Ik haalde diep adem. Meteen daarop hoorde ik het piepje dat aangaf dat er op de andere lijn een telefoontje binnenkwam.

‘Louisa, ik moet ophangen,’ zei ik. Met mijn handen boven mijn ogen tuurde ik naar ons appartement. Ik zag Jenny tegen het raam gedrukt staan, met de telefoon tegen haar oor en duidelijk zoekend naar mij. ‘Ik weet nog niet precies wat ik ga doen, maar wil je tegen mijn moeder zeggen dat het goed met me gaat en dat ik haar maandag bel?’

‘Angela, in godsnaam,’ zei Louisa. Ze klonk vreselijk korzelig. ‘Je leeft in een droomwereld: word wakker en kom gewoon naar huis!’

‘Mmm, daar kan ik nog niks zinnigs over zeggen,’ zei ik, schouderophalend. ‘Maar maandag weet ik het. Ik hou van je, Louisa, fijn dat het goed nietje gaat.’

En voor ze weer kon gaan proberen me naar huis te praten, hing ik op.

Jenny had het inmiddels opgegeven en toen ik weer omhoog-keek naar ons raam, stond ze er ook niet meer.

Ik was er nog niet klaar voor om terug naar binnen te gaan.
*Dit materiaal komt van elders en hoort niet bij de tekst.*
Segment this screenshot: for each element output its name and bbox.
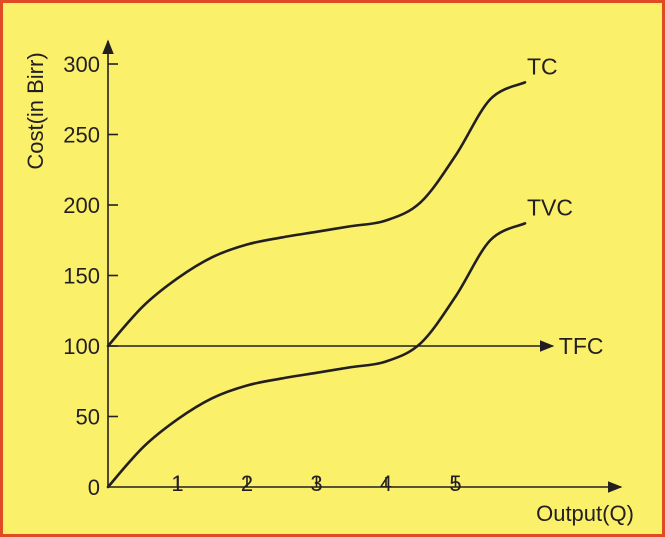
x-tick-label: 2 <box>241 471 253 496</box>
y-tick-label: 150 <box>63 264 100 289</box>
x-tick-label: 5 <box>449 471 461 496</box>
tvc-label: TVC <box>527 194 573 220</box>
x-axis-label: Output(Q) <box>536 501 634 526</box>
cost-curves-chart: 0 50 100 150 200 250 300 1 2 3 4 5 Output(Q) Cost(in … <box>23 39 634 526</box>
y-tick-label: 0 <box>88 475 100 500</box>
y-tick-label: 300 <box>63 52 100 77</box>
tvc-curve <box>106 222 527 489</box>
y-tick-label: 50 <box>76 405 100 430</box>
x-tick-label: 3 <box>310 471 322 496</box>
labels: 0 50 100 150 200 250 300 1 2 3 4 5 Output(Q) Cost(in … <box>23 52 634 526</box>
axes <box>102 39 623 493</box>
tc-label: TC <box>527 53 558 79</box>
y-tick-label: 200 <box>63 193 100 218</box>
tfc-label: TFC <box>559 333 604 359</box>
y-axis-label: Cost(in Birr) <box>23 52 48 169</box>
x-tick-label: 1 <box>171 471 183 496</box>
tc-curve <box>106 81 527 348</box>
curves <box>106 81 555 489</box>
y-tick-label: 250 <box>63 123 100 148</box>
y-tick-label: 100 <box>63 334 100 359</box>
x-tick-label: 4 <box>380 471 392 496</box>
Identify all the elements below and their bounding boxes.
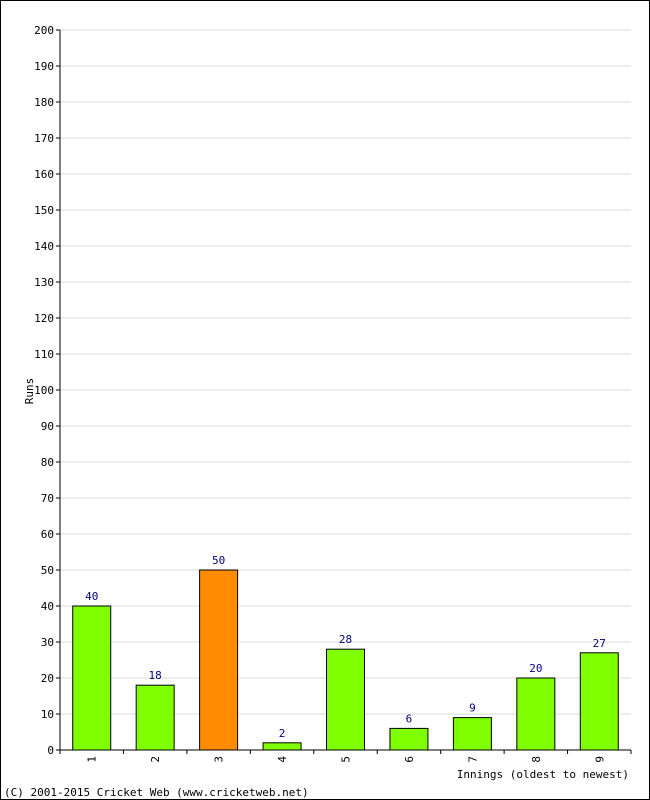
x-tick-label: 1 [86,756,99,763]
bar-innings-2 [135,684,175,751]
value-label: 50 [212,554,225,567]
value-label: 2 [279,727,286,740]
x-axis-label: Innings (oldest to newest) [457,768,629,781]
y-tick-label: 50 [41,564,54,577]
y-tick-label: 110 [34,348,54,361]
y-tick-label: 70 [41,492,54,505]
value-label: 6 [406,712,413,725]
value-label: 18 [149,669,162,682]
x-tick-label: 4 [276,756,289,763]
y-tick-label: 160 [34,168,54,181]
y-tick-labels: 0 10 20 30 40 50 60 70 80 90 100 110 120 130 140 150 160… [34,24,54,757]
y-tick-label: 190 [34,60,54,73]
y-tick-label: 80 [41,456,54,469]
value-label: 20 [529,662,542,675]
x-tick-label: 7 [466,756,479,763]
value-label: 40 [85,590,98,603]
x-tick-labels: 1 2 3 4 5 6 7 8 9 [86,756,607,763]
x-tick-label: 5 [340,756,353,763]
y-tick-label: 120 [34,312,54,325]
gridlines [60,29,631,715]
bar-innings-7 [452,717,492,751]
x-tick-label: 6 [403,756,416,763]
y-axis-label: Runs [23,378,36,405]
y-tick-label: 170 [34,132,54,145]
y-tick-label: 180 [34,96,54,109]
bar-innings-9 [579,652,619,751]
y-tick-label: 150 [34,204,54,217]
y-tick-label: 30 [41,636,54,649]
copyright-footer: (C) 2001-2015 Cricket Web (www.cricketwe… [4,786,309,799]
bar-innings-6 [389,727,429,751]
y-tick-label: 40 [41,600,54,613]
y-tick-label: 130 [34,276,54,289]
y-tick-label: 10 [41,708,54,721]
y-tick-label: 100 [34,384,54,397]
x-tick-label: 8 [530,756,543,763]
y-tick-label: 200 [34,24,54,37]
y-tick-label: 140 [34,240,54,253]
value-label: 28 [339,633,352,646]
bar-innings-1 [72,605,112,751]
bars [72,569,619,751]
value-labels: 40 18 50 2 28 6 9 20 27 [85,554,606,740]
bar-innings-3 [199,569,239,751]
y-tick-label: 0 [47,744,54,757]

Ik was er echter ook nog niet klaar voor om me over te geven en terug naar Londen te vliegen. Ik moest ergens gaan nadenken.

Zeker een uur dwaalde ik rond: straat uit, oversteken, hoek om, linksaf, rechtsaf, andere kant op…Ik had niet eens in de gaten dat ik bij het Empire State Building was, tot ik bijna tegen de ellenlange rij wachtenden opbotste.

‘Kijk uit waar je loopt, verdomme!’ bromde een veel te dikke Engelsman en zuchtte diep toen ik met een onsamenhangend excuus terugdeinsde. ‘Stomme Amerikanen,’ zei hij tegen zijn metgezel,’zo verdomde onbeschoft!’

Ik vond een plekje voor een apotheek op de hoek van de straat en tuurde omhoog. Maar het bouwwerk had geen eenvoudige oplossingen voor me—alleen herinneringen, beïnvloed door talloze uren tv en films en versneden met beelden van toen ik er met Alex bovenop had gestaan.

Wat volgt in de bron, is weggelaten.